Francisco de Assis, um homem aberto a voz do Altíssimo

São Francisco não era um teólogo medieval, mas um mestre de sabedoria, que admoestava
com seu exemplo. Ele seguia os passos de Jesus, que é o mistério da plenitude de Deus entre
nós. Ele era um homem nascido da riqueza, um líder que sonhava em ser cavaleiro, mas que
foi derrotado e aprisionado, experimentando na cela, os sofrimentos do cárcere. Alguns
biógrafos nos relatam, que foi uma marca que hoje chamamos de experiência pós-traumática
da prisão, que fez com que Francisco, acordasse para a realidade. Antes de subir a montanha
mística do Alverne onde recebeu os estigmas de Cristo, Francisco aprendeu primeiro, a descer
e sentir-se angustiado sendo prisioneiro, assim como Cristo sentiu agonia no horto das
Oliveiras. Descer para subir, renunciar a si mesmo, para deixar a graça de Deus tomar conta de
todo seu ser. Após a prisão, os primeiros cronistas franciscanos nos contam que Francisco,
teve outra oportunidade de reviver o sonho da cavalaria, mais ao chegar de Espoleto a
caminho da Apúlia, teve outro sonho, e no sonho ouviu uma voz: “Francisco, o que é melhor,
servir ao senhor ou ao servo?” E essa voz, que o interpela em não mais servir o servo, faz com
que Francisco volte a Assis. Dias passados, ele encontrou um leproso na estrada e puxou de
sua montaria para evitar esse encontro. De repente foi movido pela graça de Deus, e
superando aquela repulsa, começa a caminhar em direção ao leproso. E quando Francisco
estava prestes a estender-lhe a mão, o próprio leproso estende-lhe a sua. O Poverello então,
desce do cavalo, faz um movimento de encontro ao leproso, estende também a ele sua mão,
entrega uma moeda como um beijo. De alguma forma, sente que seu coração mudou e se
inundou de alegria e paz. Quase no fim de sua jornada, escreverá em seu Testamento, que
após aquele episódio marcante, começa a viver entre os leprosos: “E o próprio Senhor me
levou para o meio deles, e fiz misericórdia com eles” (Testamento 2). Finalmente Francisco
encontrou Cristo no rosto do leproso. Agora, esse mesmo Cristo, falará novamente na
capelinha em ruínas de São Damião, através da imagem do crucifixo que fala ao seu coração:
“Francisco, vai e restaura a minha casa, que como vês, está caindo em ruínas”. Assim como
escutou a voz do Altíssimo no leproso, agora essa voz pede-lhe por meio do crucificado de São
Damião, para reconstruir o homem interior. Aos poucos, a ausência que Francisco
experimentou na prisão, torna-se presença; o silêncio, substituído pela voz interior. A voz de
Cristo fala a Francisco, através daquela imagem abandonada de uma igreja em ruínas.
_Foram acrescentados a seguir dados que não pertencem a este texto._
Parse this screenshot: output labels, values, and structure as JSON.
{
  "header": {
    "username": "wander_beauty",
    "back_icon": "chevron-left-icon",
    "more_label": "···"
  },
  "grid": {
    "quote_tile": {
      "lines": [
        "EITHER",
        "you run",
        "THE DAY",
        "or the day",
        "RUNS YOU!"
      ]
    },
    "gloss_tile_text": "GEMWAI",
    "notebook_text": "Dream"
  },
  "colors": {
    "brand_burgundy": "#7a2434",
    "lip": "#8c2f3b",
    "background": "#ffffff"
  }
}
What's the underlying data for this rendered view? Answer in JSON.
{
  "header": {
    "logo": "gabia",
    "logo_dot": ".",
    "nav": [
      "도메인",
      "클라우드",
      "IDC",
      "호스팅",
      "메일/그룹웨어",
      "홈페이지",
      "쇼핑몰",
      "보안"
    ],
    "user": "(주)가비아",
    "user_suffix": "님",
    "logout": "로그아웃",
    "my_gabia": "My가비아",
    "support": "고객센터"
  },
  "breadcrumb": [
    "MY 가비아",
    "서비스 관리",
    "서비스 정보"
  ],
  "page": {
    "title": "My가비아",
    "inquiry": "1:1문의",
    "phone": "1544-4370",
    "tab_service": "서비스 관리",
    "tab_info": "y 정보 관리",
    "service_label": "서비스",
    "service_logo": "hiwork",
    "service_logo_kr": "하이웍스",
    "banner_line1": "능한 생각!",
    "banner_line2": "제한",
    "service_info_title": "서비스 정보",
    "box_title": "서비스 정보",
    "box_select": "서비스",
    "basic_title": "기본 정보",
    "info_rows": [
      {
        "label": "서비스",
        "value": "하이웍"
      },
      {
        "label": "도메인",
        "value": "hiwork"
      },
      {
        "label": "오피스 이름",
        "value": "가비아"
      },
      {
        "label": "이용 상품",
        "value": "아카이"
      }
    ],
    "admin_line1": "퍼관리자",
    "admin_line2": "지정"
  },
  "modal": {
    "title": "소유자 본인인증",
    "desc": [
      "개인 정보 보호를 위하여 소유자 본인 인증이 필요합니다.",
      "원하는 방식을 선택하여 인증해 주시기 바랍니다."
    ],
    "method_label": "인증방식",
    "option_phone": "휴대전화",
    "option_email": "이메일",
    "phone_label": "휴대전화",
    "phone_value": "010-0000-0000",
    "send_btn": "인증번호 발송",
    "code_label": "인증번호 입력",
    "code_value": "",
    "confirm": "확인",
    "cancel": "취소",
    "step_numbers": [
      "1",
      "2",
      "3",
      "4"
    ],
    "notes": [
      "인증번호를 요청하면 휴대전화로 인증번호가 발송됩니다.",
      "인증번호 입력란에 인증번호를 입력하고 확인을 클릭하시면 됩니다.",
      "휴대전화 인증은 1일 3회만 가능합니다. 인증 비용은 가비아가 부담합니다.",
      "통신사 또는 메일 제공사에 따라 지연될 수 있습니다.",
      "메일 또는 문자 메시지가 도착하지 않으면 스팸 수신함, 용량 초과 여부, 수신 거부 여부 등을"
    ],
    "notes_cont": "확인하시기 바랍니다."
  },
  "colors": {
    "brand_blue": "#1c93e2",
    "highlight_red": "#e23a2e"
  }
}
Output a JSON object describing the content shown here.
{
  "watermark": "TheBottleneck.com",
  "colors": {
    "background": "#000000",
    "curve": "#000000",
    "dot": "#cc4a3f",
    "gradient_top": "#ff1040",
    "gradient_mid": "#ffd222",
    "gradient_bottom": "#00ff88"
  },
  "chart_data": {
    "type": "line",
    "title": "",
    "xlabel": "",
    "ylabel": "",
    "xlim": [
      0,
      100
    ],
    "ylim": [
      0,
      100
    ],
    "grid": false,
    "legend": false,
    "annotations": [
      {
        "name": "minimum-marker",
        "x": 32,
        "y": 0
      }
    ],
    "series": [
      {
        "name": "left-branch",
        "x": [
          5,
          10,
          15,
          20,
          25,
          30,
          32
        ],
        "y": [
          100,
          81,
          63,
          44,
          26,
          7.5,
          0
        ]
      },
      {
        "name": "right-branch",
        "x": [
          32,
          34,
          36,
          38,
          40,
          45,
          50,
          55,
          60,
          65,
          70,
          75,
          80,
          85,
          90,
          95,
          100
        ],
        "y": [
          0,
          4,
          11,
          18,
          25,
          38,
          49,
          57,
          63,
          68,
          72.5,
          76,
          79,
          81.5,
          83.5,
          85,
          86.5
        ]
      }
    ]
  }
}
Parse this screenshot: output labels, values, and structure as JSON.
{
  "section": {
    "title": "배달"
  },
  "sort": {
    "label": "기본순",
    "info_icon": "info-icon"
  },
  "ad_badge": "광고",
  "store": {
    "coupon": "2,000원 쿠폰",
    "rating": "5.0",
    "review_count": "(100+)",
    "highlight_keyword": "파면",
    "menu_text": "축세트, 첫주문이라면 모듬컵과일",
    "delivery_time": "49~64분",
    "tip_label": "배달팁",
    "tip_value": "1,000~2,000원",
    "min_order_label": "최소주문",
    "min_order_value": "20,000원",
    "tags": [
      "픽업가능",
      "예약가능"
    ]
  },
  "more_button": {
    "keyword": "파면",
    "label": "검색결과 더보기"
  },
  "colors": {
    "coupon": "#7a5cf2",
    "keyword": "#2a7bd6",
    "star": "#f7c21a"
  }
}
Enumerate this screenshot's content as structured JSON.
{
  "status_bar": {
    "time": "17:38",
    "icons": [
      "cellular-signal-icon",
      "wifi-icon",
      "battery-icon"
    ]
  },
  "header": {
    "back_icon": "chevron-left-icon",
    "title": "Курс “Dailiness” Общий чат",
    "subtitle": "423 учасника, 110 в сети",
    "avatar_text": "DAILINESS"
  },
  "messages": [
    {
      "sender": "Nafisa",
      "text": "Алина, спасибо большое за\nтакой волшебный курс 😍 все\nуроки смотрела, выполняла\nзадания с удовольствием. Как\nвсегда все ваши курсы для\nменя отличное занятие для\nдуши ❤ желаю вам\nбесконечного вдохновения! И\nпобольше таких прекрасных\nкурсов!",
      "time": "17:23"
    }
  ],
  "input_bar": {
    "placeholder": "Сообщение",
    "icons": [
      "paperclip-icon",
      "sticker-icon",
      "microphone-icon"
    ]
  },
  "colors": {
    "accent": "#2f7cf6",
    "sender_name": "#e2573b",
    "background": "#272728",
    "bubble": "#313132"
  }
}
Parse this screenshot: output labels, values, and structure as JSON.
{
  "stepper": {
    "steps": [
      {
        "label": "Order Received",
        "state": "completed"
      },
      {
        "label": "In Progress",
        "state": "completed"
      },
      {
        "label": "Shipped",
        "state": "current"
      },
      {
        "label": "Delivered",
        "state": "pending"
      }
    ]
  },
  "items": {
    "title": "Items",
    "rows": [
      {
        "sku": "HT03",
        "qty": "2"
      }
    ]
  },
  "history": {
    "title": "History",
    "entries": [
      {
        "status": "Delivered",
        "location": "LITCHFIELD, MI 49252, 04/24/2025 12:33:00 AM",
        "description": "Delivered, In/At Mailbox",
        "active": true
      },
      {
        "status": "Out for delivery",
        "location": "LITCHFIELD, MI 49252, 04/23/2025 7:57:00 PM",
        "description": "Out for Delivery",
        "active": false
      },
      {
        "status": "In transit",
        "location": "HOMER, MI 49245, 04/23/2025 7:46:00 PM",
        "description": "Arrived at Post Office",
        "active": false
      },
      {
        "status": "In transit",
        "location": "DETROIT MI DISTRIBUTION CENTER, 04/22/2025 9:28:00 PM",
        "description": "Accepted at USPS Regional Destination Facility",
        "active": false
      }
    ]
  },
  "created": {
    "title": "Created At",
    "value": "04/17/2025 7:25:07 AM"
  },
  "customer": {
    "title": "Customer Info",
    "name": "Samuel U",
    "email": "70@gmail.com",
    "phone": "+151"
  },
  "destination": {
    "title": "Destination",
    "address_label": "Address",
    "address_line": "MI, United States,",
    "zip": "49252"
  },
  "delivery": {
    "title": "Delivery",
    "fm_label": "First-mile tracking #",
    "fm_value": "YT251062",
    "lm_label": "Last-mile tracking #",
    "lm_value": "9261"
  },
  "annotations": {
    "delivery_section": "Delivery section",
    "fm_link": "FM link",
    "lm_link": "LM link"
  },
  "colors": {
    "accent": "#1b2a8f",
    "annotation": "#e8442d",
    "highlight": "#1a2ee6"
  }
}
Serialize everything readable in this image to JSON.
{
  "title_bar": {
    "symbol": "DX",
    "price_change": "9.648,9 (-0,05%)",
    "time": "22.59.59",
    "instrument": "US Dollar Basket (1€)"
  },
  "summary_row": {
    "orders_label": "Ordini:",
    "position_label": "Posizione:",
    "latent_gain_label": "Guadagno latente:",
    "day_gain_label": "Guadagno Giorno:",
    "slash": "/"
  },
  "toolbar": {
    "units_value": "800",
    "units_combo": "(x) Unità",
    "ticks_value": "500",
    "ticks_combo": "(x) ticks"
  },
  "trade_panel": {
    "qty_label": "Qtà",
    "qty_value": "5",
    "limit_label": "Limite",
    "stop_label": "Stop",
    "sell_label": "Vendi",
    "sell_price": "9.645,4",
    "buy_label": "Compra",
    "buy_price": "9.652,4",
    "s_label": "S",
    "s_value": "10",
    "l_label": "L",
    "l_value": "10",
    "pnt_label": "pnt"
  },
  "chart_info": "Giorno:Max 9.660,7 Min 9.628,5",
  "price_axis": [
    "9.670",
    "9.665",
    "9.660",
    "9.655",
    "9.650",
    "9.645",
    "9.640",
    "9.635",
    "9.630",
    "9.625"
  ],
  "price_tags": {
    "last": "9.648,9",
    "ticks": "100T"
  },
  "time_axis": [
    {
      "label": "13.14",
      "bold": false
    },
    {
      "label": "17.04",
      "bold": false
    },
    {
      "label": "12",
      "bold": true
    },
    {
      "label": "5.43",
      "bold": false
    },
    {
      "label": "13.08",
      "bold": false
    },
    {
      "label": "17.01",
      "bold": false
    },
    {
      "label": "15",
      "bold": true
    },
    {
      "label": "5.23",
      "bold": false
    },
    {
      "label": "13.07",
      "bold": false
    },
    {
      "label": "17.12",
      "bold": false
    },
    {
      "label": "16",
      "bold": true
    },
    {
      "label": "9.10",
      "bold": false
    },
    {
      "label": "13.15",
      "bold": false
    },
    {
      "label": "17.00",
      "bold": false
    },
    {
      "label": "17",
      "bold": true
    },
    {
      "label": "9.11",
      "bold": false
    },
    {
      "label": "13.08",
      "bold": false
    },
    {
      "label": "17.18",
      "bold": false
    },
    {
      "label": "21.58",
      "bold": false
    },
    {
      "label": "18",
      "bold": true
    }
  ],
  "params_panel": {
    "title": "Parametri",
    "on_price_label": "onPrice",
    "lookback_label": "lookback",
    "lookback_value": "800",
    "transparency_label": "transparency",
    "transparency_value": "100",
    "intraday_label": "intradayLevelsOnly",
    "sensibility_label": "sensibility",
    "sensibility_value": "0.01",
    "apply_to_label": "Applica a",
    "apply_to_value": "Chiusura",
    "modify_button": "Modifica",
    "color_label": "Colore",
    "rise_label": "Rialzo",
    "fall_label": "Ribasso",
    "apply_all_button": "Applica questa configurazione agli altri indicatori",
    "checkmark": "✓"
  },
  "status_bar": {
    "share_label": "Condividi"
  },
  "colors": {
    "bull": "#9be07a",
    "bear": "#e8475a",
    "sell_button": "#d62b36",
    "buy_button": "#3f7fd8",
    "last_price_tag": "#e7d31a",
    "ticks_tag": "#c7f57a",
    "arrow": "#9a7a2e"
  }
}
Se nos
abrirmos a Deus, por meio da oração, ouviremos sua voz e saberemos o que fazer, o que
restaurar. Deus habita nas pessoas, assim como Ele se tornou humano em Jesus Cristo. O
encontro com esse Cristo, só será possível, se soubermos descer para subir, perder para
ganhar, pois só assim, subiremos com Francisco, ao Alverne da santidade. Por isso levantemos,
pois pouco ou nada fizemos, assim como nos ensina nosso pai São Francisco. Como irmãos e
irmãs franciscanos, aprendamos como Francisco, que nossa vida é feita de descidas e subidas,
luzes e sombras. Contudo, temos que estar sempre com os olhos e os ouvidos interiores
abertos a voz de Cristo que nos fala, por meio dos irmãos, circunstâncias e pela própria
Criação.


1- FONTES FRANCISCANAS, Edição comemorativa 8° Centenário da Conversão de São
Francisco. Frei Dorvalino Francisco FASSINI (Org). Santo André: Mensageiro de Santo Antonio,
2005.

2- BODO, Murray; Envolvido pelo amor: a sabedoria de São Francisco para uma vida
plena, Ed. Vozes, Petrópolis, 2021, p.25.
3- TEIXEIRA, Celso Márcio. Deus na experiência pessoal de São Francisco de Assis. AA.VV.
Lesperienza di Dio in Francesco dAssisi. Roma: Lau, 1982, p. 196.